Olena Bilan, économiste en chef de Dragon Capital, une société d’investissement, a déclaré que l’économie ukrainienne devait croître de près de 4% cette année, mais la crise militaire a réduit cette prévision de près de moitié.

Même ainsi, a déclaré Mme Bilan, l’Ukraine est bien mieux préparée économiquement que lorsque l’agression russe a commencé en 2014. Ses réserves de devises étrangères sont à des sommets historiques et elle a largement découplé son économie de la Russie, en dehors des importations de pétrole et de charbon à coke pour l’industrie sidérurgique.

L’Ukraine s’apprête également à se séparer du réseau électrique russe, a déclaré M. Kuhta, et l’aide financière de l’Union européenne et des États-Unis contribue à rassurer les investisseurs et les compagnies d’assurances inquiètes.

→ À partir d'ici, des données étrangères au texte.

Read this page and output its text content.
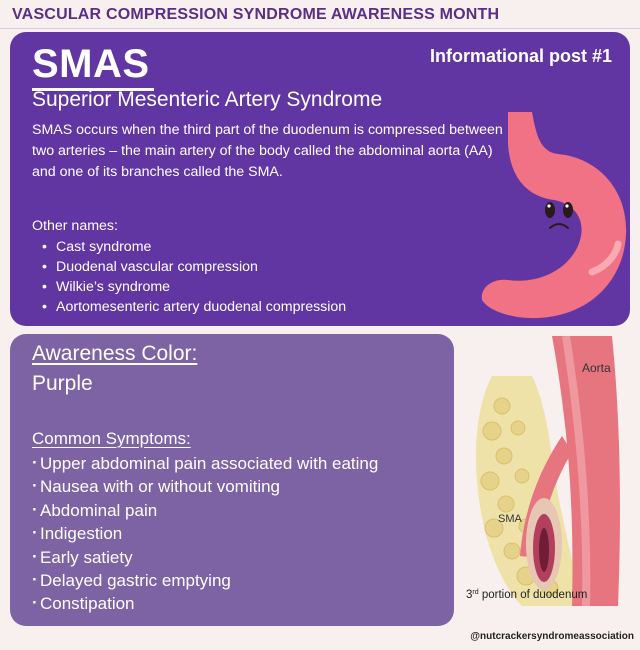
VASCULAR COMPRESSION SYNDROME AWARENESS MONTH
SMAS	Informational post #1
Superior Mesenteric Artery Syndrome
SMAS occurs when the third part of the duodenum is compressed between two arteries – the main artery of the body called the abdominal aorta (AA) and one of its branches called the SMA.
Other names:
• Cast syndrome
• Duodenal vascular compression
• Wilkie’s syndrome
• Aortomesenteric artery duodenal compression
Awareness Color:
Purple
Common Symptoms:
· Upper abdominal pain associated with eating
· Nausea with or without vomiting
· Abdominal pain
· Indigestion
· Early satiety
· Delayed gastric emptying
· Constipation
Aorta
SMA
3rd portion of duodenum
@nutcrackersyndromeassociation
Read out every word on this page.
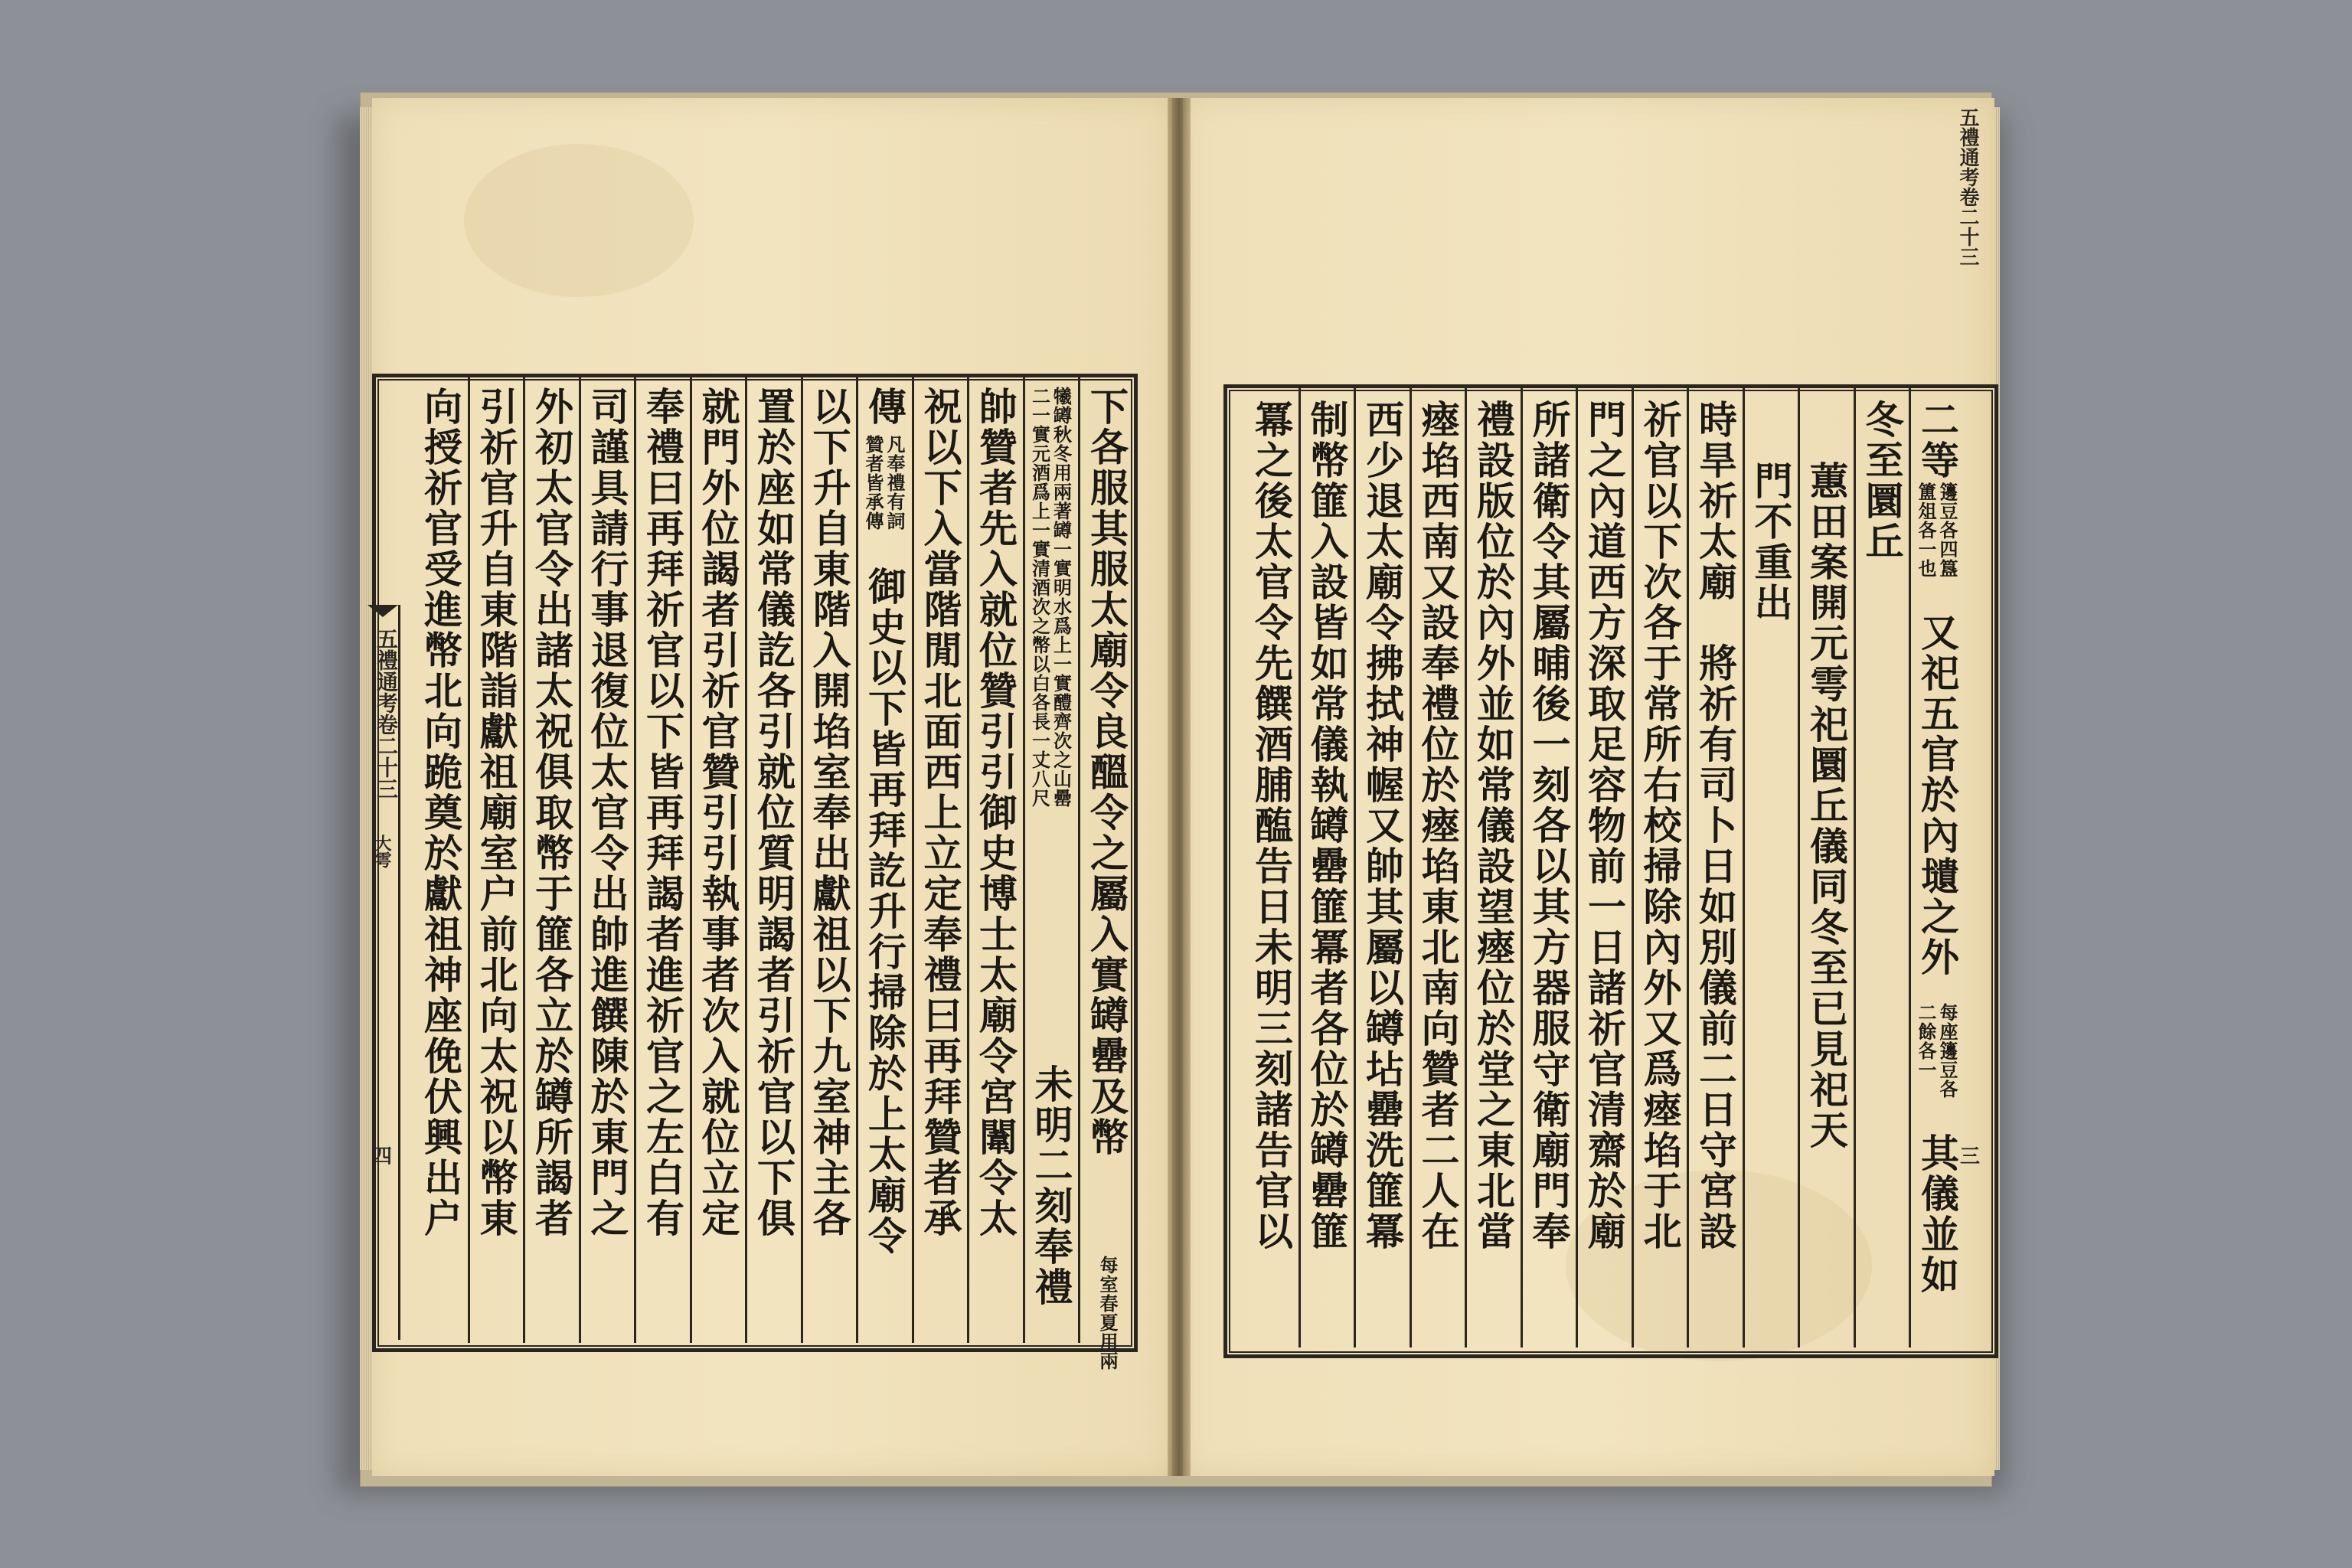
五禮通考卷二十三
大雩
四	下各服其服太廟令良醞令之屬入實罇罍及幣
每室春夏用兩
犧罇秋冬用兩著罇一實明水爲上一實醴齊次之山罍
二一實元酒爲上一實清酒次之幣以白各長一丈八尺
未明二刻奉禮
帥贊者先入就位贊引引御史博士太廟令宮闈令太
祝以下入當階閒北面西上立定奉禮曰再拜贊者承
傳
凡奉禮有詞
贊者皆承傳
御史以下皆再拜訖升行掃除於上太廟令
以下升自東階入開埳室奉出獻祖以下九室神主各
置於座如常儀訖各引就位質明謁者引祈官以下俱
就門外位謁者引祈官贊引引執事者次入就位立定
奉禮曰再拜祈官以下皆再拜謁者進祈官之左白有
司謹具請行事退復位太官令出帥進饌陳於東門之
外初太官令出諸太祝俱取幣于篚各立於罇所謁者
引祈官升自東階詣獻祖廟室户前北向太祝以幣東
向授祈官受進幣北向跪奠於獻祖神座俛伏興出户
五禮通考卷二十三
三
二等
籩豆各四簋
簠俎各一也
又祀五官於內壝之外
每座籩豆各
二餘各一
其儀並如
冬至圜丘
蕙田案開元雩祀圜丘儀同冬至已見祀天
門不重出
時旱祈太廟　將祈有司卜日如別儀前二日守宮設
祈官以下次各于常所右校掃除內外又爲瘞埳于北
門之內道西方深取足容物前一日諸祈官清齋於廟
所諸衛令其屬晡後一刻各以其方器服守衛廟門奉
禮設版位於內外並如常儀設望瘞位於堂之東北當
瘞埳西南又設奉禮位於瘞埳東北南向贊者二人在
西少退太廟令拂拭神幄又帥其屬以罇坫罍洗篚冪
制幣篚入設皆如常儀執罇罍篚冪者各位於罇罍篚
冪之後太官令先饌酒脯醢告日未明三刻諸告官以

“Nous vivons dans de telles conditions qui ne sont pas aussi stables depuis huit ans déjà”, a déclaré M. Kaliuk, l’agent immobilier. “Je m’y suis habitué et j’essaie d’être flexible.”

Aujourd’hui, a déclaré M. Kaliuk, un seul groupe d’investisseurs étrangers semble imperturbable – les Biélorusses qui tentent d’échapper au règne de l’homme fort d’Alexandre G. Loukachenko, l’un des plus proches alliés de M. Poutine.

« L’Ukraine est la frontière entre le monde libre et le monde de la dictature », a déclaré M. Kaliuk. « Nous avons de la chance d’être du bon côté de la frontière. C’est notre destin, protéger nos propres libertés et être solidaires avec le monde libre. Après avoir réfléchi un instant, il a ajouté que ce n’était pas « de la chance » ; qu’il avait été payé avec le sang de ceux qui sont morts lors du soulèvement de 2014 qui a chassé un gouvernement soutenu par Moscou de Kiev et des 14 000 personnes qui sont mortes dans la guerre qui a suivi. « Nous devons nous battre pour cela », a déclaré M. Kaliuk.

Michel Schwirtza contribué aux reportages de Mykolaïv.